With their well-thumbed cookery books helping them get supper right every time, the Bnos girls would agree that their enjoyable hands-on kitchen experience in school, delivered with Mrs. Steinberg’s expert Jewish home-making wisdom, has been a solid foundation for the rewarding task of feeding their families.

Scones

A British tea-time favorite!

If you don’t serve afternoon tea with scones, jam, and clotted cream, try these for breakfast with some fruit and yogurt!

  • 8 oz (200 g) self raising flour
  • 2 oz  (50 g) 0 trans fat margarine
  •  2 oz (50 g ) sugar
  • 1 egg
  •  2 oz (50 g) raisins
  • 1—2 Tablespoons water / milk
  • 1 tsp baking powder

Rub the margarine into the flour to form breadcrumbs.

Add sugar and baking powder, mix well.

Add egg and raisins and water and mix until a pliable dough forms.

Roll out on floured worktop, approximately half an inch thick, and cut into two and a half inch rounds.

Brush the top with egg or milk and bake for 15-20 minutes on Gas mark 4, 350°F , (180 °C).

Cool. Cut in half and spread with jam or whipped cream.

Cornish Pasties

These delicious savory pies are amazingly versatile. Your family will love them.

Pastry

  •  8 oz (200 g) plain flour
  • 4 oz (100 g) 0% trans fat margarine
  • 8/9 Tbsp water
  • Filling
  • 1 small onion
  • 1 medium potato
  • Either: 7 oz (200 g) minced meat or 7 oz (200 g) can salmon or 7oz can tuna or 3 oz grated cheese

Peel, quarter, and par-boil potato for 5 mins.

Drain and cool.

Put flour and fat into a bowl. Rub in until fine crumbs formed.

Add 7 Tbsp water to a well in the middle.

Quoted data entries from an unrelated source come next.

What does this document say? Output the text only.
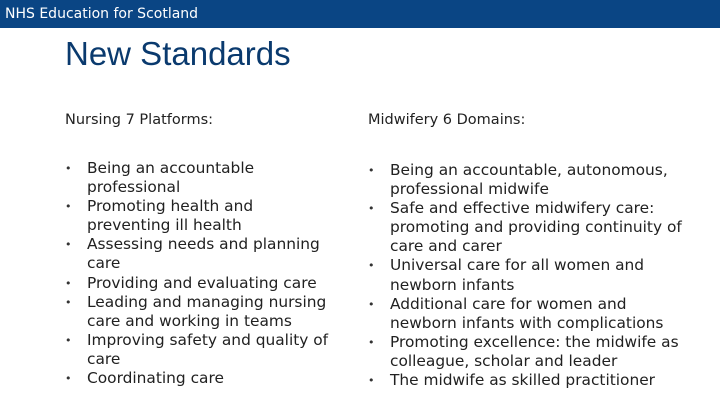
NHS Education for Scotland
New Standards

Nursing 7 Platforms:

• Being an accountable professional
• Promoting health and preventing ill health
• Assessing needs and planning care
• Providing and evaluating care
• Leading and managing nursing care and working in teams
• Improving safety and quality of care
• Coordinating care

Midwifery 6 Domains:

• Being an accountable, autonomous, professional midwife
• Safe and effective midwifery care: promoting and providing continuity of care and carer
• Universal care for all women and newborn infants
• Additional care for women and newborn infants with complications
• Promoting excellence: the midwife as colleague, scholar and leader
• The midwife as skilled practitioner
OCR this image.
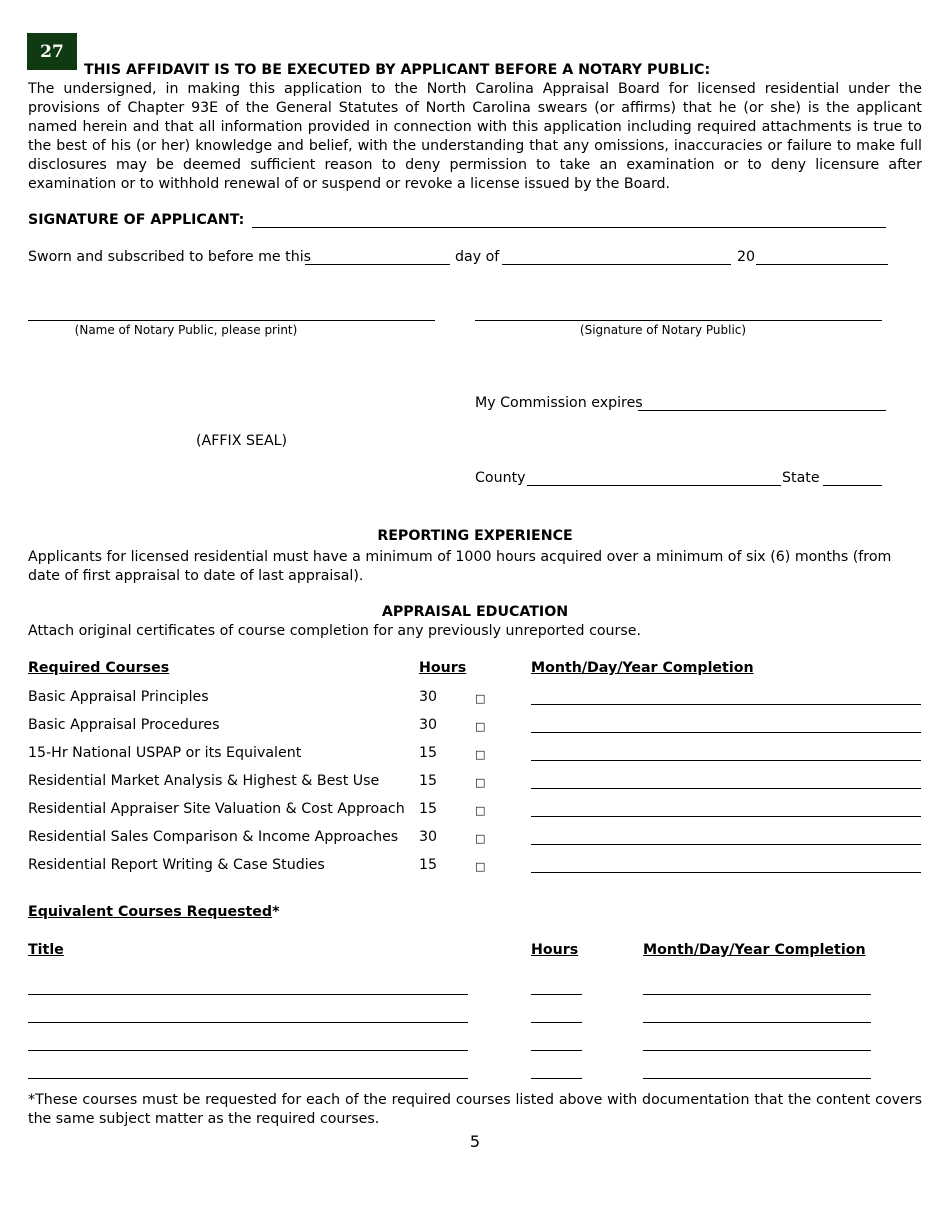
27
THIS AFFIDAVIT IS TO BE EXECUTED BY APPLICANT BEFORE A NOTARY PUBLIC:
The undersigned, in making this application to the North Carolina Appraisal Board for licensed residential under the provisions of Chapter 93E of the General Statutes of North Carolina swears (or affirms) that he (or she) is the applicant named herein and that all information provided in connection with this application including required attachments is true to the best of his (or her) knowledge and belief, with the understanding that any omissions, inaccuracies or failure to make full disclosures may be deemed sufficient reason to deny permission to take an examination or to deny licensure after examination or to withhold renewal of or suspend or revoke a license issued by the Board.
SIGNATURE OF APPLICANT:
Sworn and subscribed to before me this	day of	20
(Name of Notary Public, please print)	(Signature of Notary Public)
My Commission expires
(AFFIX SEAL)
County	State
REPORTING EXPERIENCE
Applicants for licensed residential must have a minimum of 1000 hours acquired over a minimum of six (6) months (from date of first appraisal to date of last appraisal).
APPRAISAL EDUCATION
Attach original certificates of course completion for any previously unreported course.
Required Courses	Hours	Month/Day/Year Completion
Basic Appraisal Principles	30	□
Basic Appraisal Procedures	30	□
15-Hr National USPAP or its Equivalent	15	□
Residential Market Analysis & Highest & Best Use	15	□
Residential Appraiser Site Valuation & Cost Approach 15	□
Residential Sales Comparison & Income Approaches 30	□
Residential Report Writing & Case Studies	15	□
Equivalent Courses Requested*
Title	Hours	Month/Day/Year Completion
*These courses must be requested for each of the required courses listed above with documentation that the content covers the same subject matter as the required courses.
5
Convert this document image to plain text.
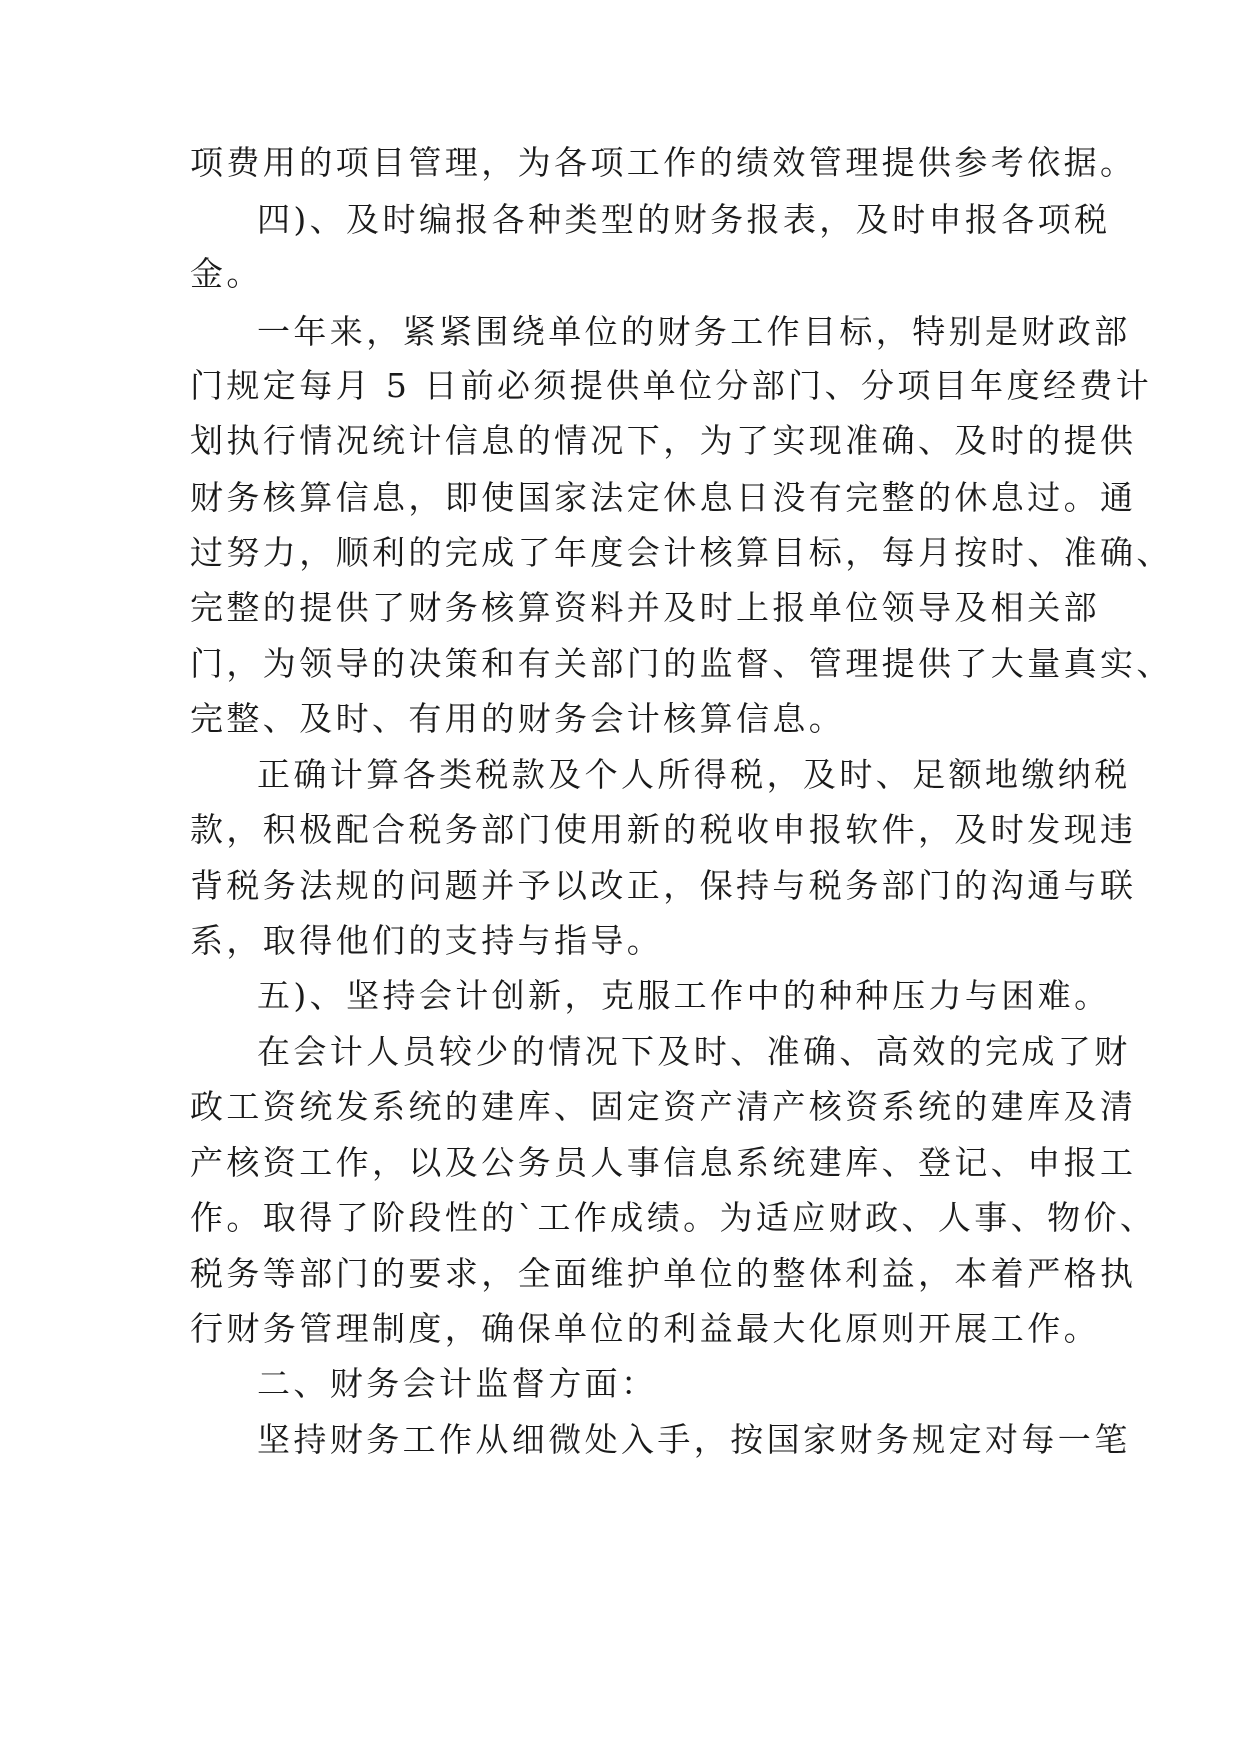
项费用的项目管理，为各项工作的绩效管理提供参考依据。
四)、及时编报各种类型的财务报表，及时申报各项税
金。
一年来，紧紧围绕单位的财务工作目标，特别是财政部
门规定每月 5 日前必须提供单位分部门、分项目年度经费计
划执行情况统计信息的情况下，为了实现准确、及时的提供
财务核算信息，即使国家法定休息日没有完整的休息过。通
过努力，顺利的完成了年度会计核算目标，每月按时、准确、
完整的提供了财务核算资料并及时上报单位领导及相关部
门，为领导的决策和有关部门的监督、管理提供了大量真实、
完整、及时、有用的财务会计核算信息。
正确计算各类税款及个人所得税，及时、足额地缴纳税
款，积极配合税务部门使用新的税收申报软件，及时发现违
背税务法规的问题并予以改正，保持与税务部门的沟通与联
系，取得他们的支持与指导。
五)、坚持会计创新，克服工作中的种种压力与困难。
在会计人员较少的情况下及时、准确、高效的完成了财
政工资统发系统的建库、固定资产清产核资系统的建库及清
产核资工作，以及公务员人事信息系统建库、登记、申报工
作。取得了阶段性的`工作成绩。为适应财政、人事、物价、
税务等部门的要求，全面维护单位的整体利益，本着严格执
行财务管理制度，确保单位的利益最大化原则开展工作。
二、财务会计监督方面：
坚持财务工作从细微处入手，按国家财务规定对每一笔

Mix.

Knead, adding any extra water slowly, until a pliable dough forms.

Dice onion and potato, add other filling ingredients.

Sprinkle worktop with flour.

Roll to ¼ inch (.6 cm) thickness and cut rounds with a saucer.

Place one spoonful of filling in the centre of half the rounds

Brush around the edges with water, and place another round on top, joining edges.

Brush again with water, make an air hole.

Bake at 375 °F (190 °C) for 20/30 mins.